Perhaps this is the answer to a question l have had for ten years. Why did Lisa stop her experimental work in environmental performance in 1975 after the success of The Green Dream, in which she and Cathy Weis orchestrated a vast surreal epic performed simultaneously throughout a transformed Victorian mansion? Did the centerpiece of that epic-a large mirror jig-saw puzzle painted with Michelangelo's God touching Adam, which the viewer-participants helped put back together-foretell a restructuring of her own ideas about the creative act? Did questions arise which led her away from performing, into video as a medium of examining perception, then as a performance tool, and back into performing in a new way? Did she decide that making environments, or using sets no matter how evocative, only reinforced the illusion of an outside world? That it was more to the point to perform seeing than to make things to be seen? Did she, like Joyce, reject the promise of an epic requiring "external" adventures and redefine it as the adventures of a mind discovering its own language? Whatever the answers are, Lisa Nelson is an epic dancer who has become, for many of us, the paradigm of improvisation; the moreso against the backdrop of a dance scene that is increasingly geared to spectacle.

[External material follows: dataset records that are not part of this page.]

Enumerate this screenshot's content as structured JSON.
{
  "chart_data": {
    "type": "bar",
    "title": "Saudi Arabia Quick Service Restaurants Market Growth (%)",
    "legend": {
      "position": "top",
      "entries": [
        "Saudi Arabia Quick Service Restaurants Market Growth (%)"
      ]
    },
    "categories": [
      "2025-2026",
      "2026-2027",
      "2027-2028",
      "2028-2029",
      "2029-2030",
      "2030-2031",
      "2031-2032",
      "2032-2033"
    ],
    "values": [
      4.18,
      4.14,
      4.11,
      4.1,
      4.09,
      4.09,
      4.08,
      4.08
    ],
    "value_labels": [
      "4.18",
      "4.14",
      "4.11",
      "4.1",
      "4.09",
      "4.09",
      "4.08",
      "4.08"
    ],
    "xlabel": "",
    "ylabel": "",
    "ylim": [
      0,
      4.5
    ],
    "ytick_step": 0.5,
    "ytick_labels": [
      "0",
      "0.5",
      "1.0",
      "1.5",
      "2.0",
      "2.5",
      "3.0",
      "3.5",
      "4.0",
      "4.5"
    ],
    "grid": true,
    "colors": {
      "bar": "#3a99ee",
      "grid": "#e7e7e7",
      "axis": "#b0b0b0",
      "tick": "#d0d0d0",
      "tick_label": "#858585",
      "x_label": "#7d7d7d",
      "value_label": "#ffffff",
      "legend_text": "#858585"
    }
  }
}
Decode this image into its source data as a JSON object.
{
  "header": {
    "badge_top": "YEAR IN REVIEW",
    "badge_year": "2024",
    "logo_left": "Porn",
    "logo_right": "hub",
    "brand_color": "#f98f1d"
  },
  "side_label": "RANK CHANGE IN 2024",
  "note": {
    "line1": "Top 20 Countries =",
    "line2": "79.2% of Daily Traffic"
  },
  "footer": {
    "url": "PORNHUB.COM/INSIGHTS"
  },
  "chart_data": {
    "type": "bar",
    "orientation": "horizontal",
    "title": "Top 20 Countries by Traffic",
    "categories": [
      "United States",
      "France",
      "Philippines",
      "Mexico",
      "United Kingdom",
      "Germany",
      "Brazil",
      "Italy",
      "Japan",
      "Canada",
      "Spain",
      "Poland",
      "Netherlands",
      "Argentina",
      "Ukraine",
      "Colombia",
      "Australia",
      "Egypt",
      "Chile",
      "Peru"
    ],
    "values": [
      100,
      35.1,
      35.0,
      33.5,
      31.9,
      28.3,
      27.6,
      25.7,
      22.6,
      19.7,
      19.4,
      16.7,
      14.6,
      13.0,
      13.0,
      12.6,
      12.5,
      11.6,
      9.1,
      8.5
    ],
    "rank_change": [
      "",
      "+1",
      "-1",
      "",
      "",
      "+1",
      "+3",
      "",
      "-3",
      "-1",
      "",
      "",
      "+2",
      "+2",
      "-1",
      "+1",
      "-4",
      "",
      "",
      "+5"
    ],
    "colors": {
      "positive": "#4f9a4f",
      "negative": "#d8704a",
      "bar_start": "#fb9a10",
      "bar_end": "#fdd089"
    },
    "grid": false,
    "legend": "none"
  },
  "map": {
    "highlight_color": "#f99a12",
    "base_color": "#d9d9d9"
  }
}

I would love to see the return of the mustachioed figure in the Hawaiian shirt from PA RT (with Steve Paxton, to Robert Ashley's Private Parts) who, like one of Chaplin's characters, seems to have become a classic now permanently living in the hearts of hundreds of us who watched (and not always with dry eyes) her/his? development. Who but Lisa could throw open her arms as if to keep the stars from falling, shift her gaze to become a conductor about to start up the orchestra, and move her fingers to become a villager reading a newspaper, all in one breath? Who else could give you the feeling of falling down in rush hour in Grand Central Station, then drop you in the wilderness howling at the moon? Now that she has built her own studio on a mountainside in the North­East Kingdom of Vermont, who knows what she'll come out with. She has always been a rebel against the predictable, lighting up things that lie in shadow, the only true meaning of the avant-garde.

Why do I want to see her on an opera house stage making the million dollar sets disappear, evaporating the mountains, holding the reins of the elements? Why do I want for her what she doesn’t want for herself? I think we only get one every now and then, and sometimes not anyone, and she is one.